The Zen practice turned to this life and how you could do better. It offered no magic solutions, what appealed to me because I did not before the. It does not deal with questions of the Beyond, which was great, because I did not believe it. She demanded a fair Degree of deprivation, but not because you deprivation today for a future of wonder in paradise traded. She recommended a degree of deprivation as it is, chasing after money, fame, sex, property and power, her only bring unnecessary stress to their lives and it would not pay if you attain these things. I knew that this is true. I could see it myself.

But what is in front with the fear of death. What with the fear of future extinction?

I have learned through the exercise to better understand this fear. I began to see that the root of this fear is a projection of my imagined even in a future. I began to realize that there is a fear of things that are just here and now are not real.

This alleviates the fear of death, not necessarily. When I think of the possibility of for-always-disappearance of Brad Warner, I do not like that really. But I also understand that this fear is completely irrational.

What I am about to say may sound like mysticism, but nevertheless. Once you start to take this moment for what it really is at this moment, you begin to understand that one can never be extinguished in the sense of really how it has previously presented. What am I for "Brad Warner" think is a construct of my thinking. It is not real But there is a real thing, the mental on a construction of what I "Brad Warner" call-based. This something can not really die because it was never really born. At least not in the sense that we usually mean that things born and die. Yes, Brad Warner was born and yes, Brad Warner will die. And yet he is not only an individual being. He is also a temporary phenomenon of something so vast and unknowable Barem that it has neither beginning nor end.
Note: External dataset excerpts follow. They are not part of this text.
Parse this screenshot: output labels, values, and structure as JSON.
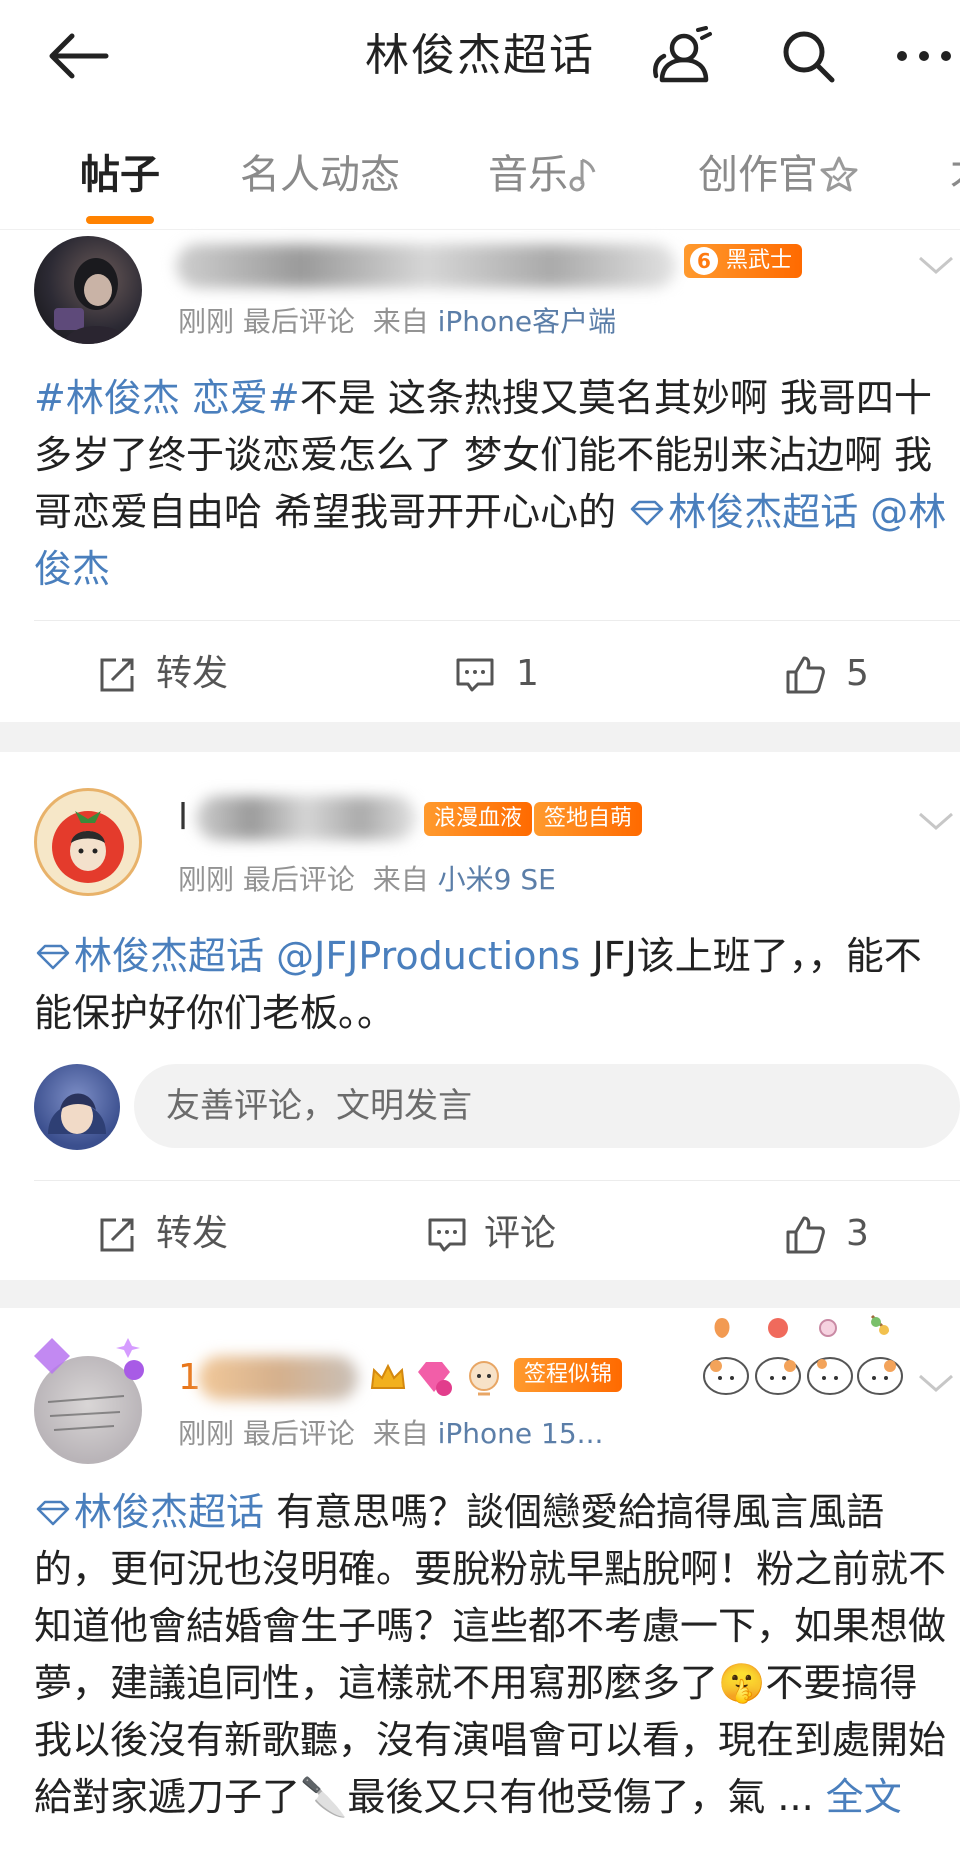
{
  "header": {
    "title": "林俊杰超话"
  },
  "tabs": [
    "帖子",
    "名人动态",
    "音乐",
    "创作官"
  ],
  "posts": [
    {
      "badge_level": "6",
      "badge": "黑武士",
      "meta_time": "刚刚 最后评论",
      "meta_from": "来自",
      "meta_source": "iPhone客户端",
      "text_hashtag": "#林俊杰 恋爱#",
      "text_body": "不是 这条热搜又莫名其妙啊 我哥四十多岁了终于谈恋爱怎么了 梦女们能不能别来沾边啊 我哥恋爱自由哈 希望我哥开开心心的",
      "text_topic": "林俊杰超话",
      "text_mention": "@林俊杰",
      "repost_label": "转发",
      "comment_count": "1",
      "like_count": "5"
    },
    {
      "badge1": "浪漫血液",
      "badge2": "签地自萌",
      "name_initial": "l",
      "meta_time": "刚刚 最后评论",
      "meta_from": "来自",
      "meta_source": "小米9 SE",
      "text_topic": "林俊杰超话",
      "text_mention": "@JFJProductions",
      "text_body": " JFJ该上班了，，能不能保护好你们老板。。",
      "comment_placeholder": "友善评论，文明发言",
      "repost_label": "转发",
      "comment_label": "评论",
      "like_count": "3"
    },
    {
      "name_initial": "1",
      "badge": "签程似锦",
      "meta_time": "刚刚 最后评论",
      "meta_from": "来自",
      "meta_source": "iPhone 15...",
      "text_topic": "林俊杰超话",
      "text_body": " 有意思嗎？談個戀愛給搞得風言風語的，更何況也沒明確。要脫粉就早點脫啊！粉之前就不知道他會結婚會生子嗎？這些都不考慮一下，如果想做夢，建議追同性，這樣就不用寫那麼多了🤫不要搞得我以後沒有新歌聽，沒有演唱會可以看，現在到處開始給對家遞刀子了🔪最後又只有他受傷了，氣",
      "ellipsis": " ... ",
      "more_label": "全文"
    }
  ]
}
Stranger shit, what? Excuse.

All right. I'm still afraid of death. But not very much.

I forgot whether it was Shunryu Suzuki or Dainan Katagiri, but both died of cancer. One or the other of which said toward the end of his life "I will not die.".

I've heard that this statement could freak out some of their followers. It implied that either a) an enlightened master still afraid before death or b) the master was not really enlightened, because an enlightened master can not possibly be afraid before death. None of these options was particularly attractive to those who had placed their trust in these masterpieces, which they thought he was enlightened and accordingly able to redeem them from their fear of death.

But I do not think that the statement implies a fear of death. It implies only that the teacher would have liked to have lived longer. That's not really the same. And even if it means he was afraid of death, what's so wrong with that? I am afraid of dentist appointments. But that does not mean that I'm afraid to exist any more.

I've ever had because of the fear of death from insomnia. It has annoyed me endlessly. Today it is about as frightening as, say, the idea of a root canal treatment. There is nothing to go through what I want but it cost me any sleepless nights.

You must understand, however, that what level whatever I may have succeeded to overcome my fear of death, I owe the years often difficult to practice. It does not overcome his fear of death in which one simply decides not afraid of death more have to. It is not that simple. If it were, everyone would do it.


* Am I the only person in this world to be drunk as a most unpleasant feeling feel? I have nothing against the action of a glass of wine or beer, but to be really drunk feels horrible for me, such as be sick.